The same person who named Bad Poetry Day also named Family History Day in June. I’m much, much more interested in bad poetry than family history.

But no one sets out to write bad poetry, except in celebration of the day, and this makes it awkward to celebrate. Who wants to win? To be feted?

Perhaps it should be honor’d in the breach, in a way—that we should celebrate good poetry.

What’s good? Shakespearean sonnets, of course. Baxter Black, someone says. Poetry remembered and recited as its main form of transmission is almost certain to be different from that which is written and read.

Poetic forms used to serve memory, but even modern free verse can be memorized, and not simply by brute force but with the aid of rhythms and accents (and meaning) poets can hardly keep out of their work.

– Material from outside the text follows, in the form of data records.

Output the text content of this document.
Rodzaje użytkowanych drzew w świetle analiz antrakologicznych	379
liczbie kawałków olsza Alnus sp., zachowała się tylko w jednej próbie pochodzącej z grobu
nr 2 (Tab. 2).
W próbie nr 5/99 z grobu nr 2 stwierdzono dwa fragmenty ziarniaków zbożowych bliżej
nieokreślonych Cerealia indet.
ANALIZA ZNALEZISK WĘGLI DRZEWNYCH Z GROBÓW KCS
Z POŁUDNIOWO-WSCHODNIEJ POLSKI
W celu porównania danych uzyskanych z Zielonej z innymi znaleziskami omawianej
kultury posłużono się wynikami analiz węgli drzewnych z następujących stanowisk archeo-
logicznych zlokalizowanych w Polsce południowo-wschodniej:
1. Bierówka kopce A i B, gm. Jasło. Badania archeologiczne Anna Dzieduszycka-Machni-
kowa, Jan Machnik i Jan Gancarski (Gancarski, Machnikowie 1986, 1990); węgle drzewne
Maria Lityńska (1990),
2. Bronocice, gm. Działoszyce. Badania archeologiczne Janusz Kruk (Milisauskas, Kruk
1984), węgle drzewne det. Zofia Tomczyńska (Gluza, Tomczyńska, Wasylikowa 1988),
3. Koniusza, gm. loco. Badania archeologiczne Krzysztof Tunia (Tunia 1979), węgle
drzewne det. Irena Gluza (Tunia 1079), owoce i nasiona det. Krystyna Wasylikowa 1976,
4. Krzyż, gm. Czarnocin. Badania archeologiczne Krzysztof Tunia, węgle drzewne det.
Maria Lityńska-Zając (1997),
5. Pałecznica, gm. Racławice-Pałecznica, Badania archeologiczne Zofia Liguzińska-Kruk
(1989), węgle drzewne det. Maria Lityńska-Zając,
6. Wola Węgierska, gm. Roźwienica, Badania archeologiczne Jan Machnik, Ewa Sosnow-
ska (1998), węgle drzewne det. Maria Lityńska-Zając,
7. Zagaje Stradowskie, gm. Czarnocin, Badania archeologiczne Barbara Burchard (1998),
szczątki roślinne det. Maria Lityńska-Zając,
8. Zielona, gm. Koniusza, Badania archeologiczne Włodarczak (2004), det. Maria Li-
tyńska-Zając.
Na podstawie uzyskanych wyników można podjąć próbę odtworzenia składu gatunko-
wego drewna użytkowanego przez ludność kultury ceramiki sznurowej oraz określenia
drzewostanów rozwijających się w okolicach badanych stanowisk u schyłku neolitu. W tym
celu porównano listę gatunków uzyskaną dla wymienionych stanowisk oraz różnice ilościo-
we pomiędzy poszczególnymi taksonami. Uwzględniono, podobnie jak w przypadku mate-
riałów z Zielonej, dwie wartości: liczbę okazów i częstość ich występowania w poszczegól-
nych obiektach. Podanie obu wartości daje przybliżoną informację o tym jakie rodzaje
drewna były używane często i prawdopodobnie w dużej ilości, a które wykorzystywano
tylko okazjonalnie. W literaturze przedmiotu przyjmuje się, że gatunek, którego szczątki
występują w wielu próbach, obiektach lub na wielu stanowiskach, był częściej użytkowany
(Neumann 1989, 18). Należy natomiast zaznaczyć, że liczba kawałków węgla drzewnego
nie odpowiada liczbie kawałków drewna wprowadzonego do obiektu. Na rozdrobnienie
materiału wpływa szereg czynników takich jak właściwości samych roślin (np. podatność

It’s really no harder to remember “The winter evening settles down with smell of steaks in passage ways. Six o’clock …” than it is “Once up on a midnight dreary, as I pondered weak and weary …”

Or, “The house was quiet because it had to be. The quiet was part of the meaning, part of the mind: the access of perfection to the page.”

Sometimes, you read on the subway. Other times, when, as Wallace Stevens said, “The house was quiet and the world was calm. The reader became the book; and summer night was like the conscious being of the book,” you read in utter peace and stillness.

You’re not being transported away from anything but rather into something.

School is starting and Mumford & Sons are coming, but there will still be pauses in the day when you might pick up some poems. The library has plenty of poetry, both upstairs and in the annex, in books and in magazines. So it’s easy to keep some at hand.

If you have no preferences yet, you might keep Garrison Keillor’s collection “Good poems” on the coffee table, or his other one, “Good poems for hard times.” Or Nobel laureate poet Czeslaw Milosz’s collection “A book of luminous things.” Or “Upholding mystery: an anthology of contemporary Christian poetry.”

You might imagine there are others. “Wheel and come again: an anthology of reggae poetry.” And “When she named fire: an anthology of contemporary poetry by American women.”

A Baxter Black fan may not like Charles Bukowski but may enjoy “The big roundup,” another anthology. I revere certain poems by T.S. Eliot and Wallace Stevens, but not all of them.

So far, though, I’ve enjoyed everything I’ve read by Todd Boss and Matthew Dickman. I liked all of Stephen Dobyns’s “Cemetery nights” and “Common carnage.”

Don’t worry, I’m not stuck on white males, dead or alive. I’ve greatly enjoyed everything by Kay Ryan. I remember Linda Pastan, Lucia Perillo, Wislawa Szymborska, Ellen Bass, Dorianne Laux, Daisy Fried.

What I’m saying is: It’s so easy. Honor “Bad Poetry Day” with great poetry.